Says you. And while you’re absolutely right on a purely technical level, in point of fact, this new graphic novel collection of de Rodigues’ complete story from Fantagraphics (several pages of which appear to have been either completely re-drawn, or substantially “tightened up” with new, thicker, more fluid inks) plays out with all the pacing and sensibility of a Terence Malick flick, and maybe even some of the same dream-like qualities Malick so often brings to his work. One could even make a strong argument that what de Radigues has created here is a complete set of storyboards for an as-yet-non-existent film.

The basics, then, even though they prove to be anything but : May and her pre-teen son, Eugene, share an amazingly resilient bond, the likes of which comics rarely sees, and they’re going to need it because they’re on the run after taking part in a daring series of 52 simultaneous robberies in the same small Arizona town. The various perpetrators are all looking to “lie low” until the heat dies down and the time comes to gather the survivors (not every robbery was as successful as some of the others) and divvy up the take before everyone presumably goes their separate ways for good, but that’s not so easy to do with a kid in tow and most of the cash from the various hauls in your possession, though, to say nothing of your fellow hoods coming after you in order to increase their share of the loot.

May is nothing if not resourceful, though, and as events play out Eugene is revealed to be doubly so, but it’s going to take a sprawling cast of characters including old friends who are anything but, new friends who actually are, Native American shamans and, yes, even family to get out of this one piece — assuming they do. But with de Radigues, trust me — you never want to assume anything.

The cartooning in this book seethes with a kind of no-frills immediacy that nevertheless has a keen eye for the nuances of its characters, so keep a sharp eye out for differences in facial expressions, posture, movement, etc. as well as the “big moments,” like a double-page spread of a — nah, that would be telling — that will knock your socks off. de Radigues has a slightly askew take on gunfights (again, I put it down to his being European and therefore culturally “deprived” of gun violence in any form apart from on the movie screen) that is fresh, dynamic, and invigorating for its absolute disconnection from reality; his desert landscapes, while simply rendered, are tinged at the outskirts with a kind of awe that, say, a native-born Southwesterner probably wouldn’t bother with, considering it all to simply be “old hat”; hell, even the most blase of locales, such as seedy motel rooms, are infused with just a hint of romanticism, as if the cartoonist considers them to be completely mundane, yet also slightly exotic at the same time. In short, for what appears to be a fairly “basic” style of illustration, there’s actually quite a bit of visual information to unpack and analyze in here.

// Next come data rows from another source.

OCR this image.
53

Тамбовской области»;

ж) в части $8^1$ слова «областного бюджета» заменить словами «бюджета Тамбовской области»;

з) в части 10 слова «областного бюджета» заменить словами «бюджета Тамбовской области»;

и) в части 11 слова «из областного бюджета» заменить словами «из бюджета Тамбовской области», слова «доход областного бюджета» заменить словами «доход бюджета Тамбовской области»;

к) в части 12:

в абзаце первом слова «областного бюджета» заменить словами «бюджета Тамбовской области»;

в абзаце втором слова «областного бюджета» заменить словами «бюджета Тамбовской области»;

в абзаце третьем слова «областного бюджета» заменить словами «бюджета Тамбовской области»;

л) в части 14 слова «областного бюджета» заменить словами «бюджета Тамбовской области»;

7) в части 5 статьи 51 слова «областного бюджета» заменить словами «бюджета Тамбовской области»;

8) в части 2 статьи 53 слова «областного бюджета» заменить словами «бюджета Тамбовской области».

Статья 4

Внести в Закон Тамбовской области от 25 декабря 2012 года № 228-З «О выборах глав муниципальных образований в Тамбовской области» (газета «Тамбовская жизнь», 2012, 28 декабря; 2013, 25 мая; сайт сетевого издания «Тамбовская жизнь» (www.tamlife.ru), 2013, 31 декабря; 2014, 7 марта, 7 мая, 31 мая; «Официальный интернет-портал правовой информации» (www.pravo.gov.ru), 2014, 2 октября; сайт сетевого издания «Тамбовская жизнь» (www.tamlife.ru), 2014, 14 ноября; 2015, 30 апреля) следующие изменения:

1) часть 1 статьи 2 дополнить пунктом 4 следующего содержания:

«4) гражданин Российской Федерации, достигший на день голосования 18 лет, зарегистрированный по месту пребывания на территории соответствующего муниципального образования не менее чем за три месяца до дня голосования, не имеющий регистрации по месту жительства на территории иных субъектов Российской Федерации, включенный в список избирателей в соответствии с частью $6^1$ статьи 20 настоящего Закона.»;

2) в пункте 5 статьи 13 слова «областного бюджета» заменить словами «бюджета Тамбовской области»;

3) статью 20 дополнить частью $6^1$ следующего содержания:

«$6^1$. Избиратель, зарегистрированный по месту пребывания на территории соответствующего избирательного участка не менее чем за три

As hinted at earlier, the story is also much more than it seems, as well, with surprises big and small liberally scattered throughout, but if Bastard has one flaw (and relax, it’s far from a fatal one), it’s that in his third act de Radigues abruptly shifts gears from his minimalist, economic dialogue to some heavy and clumsy info-dumping as he over-explains his last, most staggering plot twist. It doesn’t lessen the impact of said major revelation in the least, but it represents a curious stylistic mis-fire at the very end of a book that, frankly, has no others preceding it — so all in all, then, that adds up to a very strong endorsement for this utterly unique story that is equal parts gritty and warm, hard-edged and tender, violent and sublime.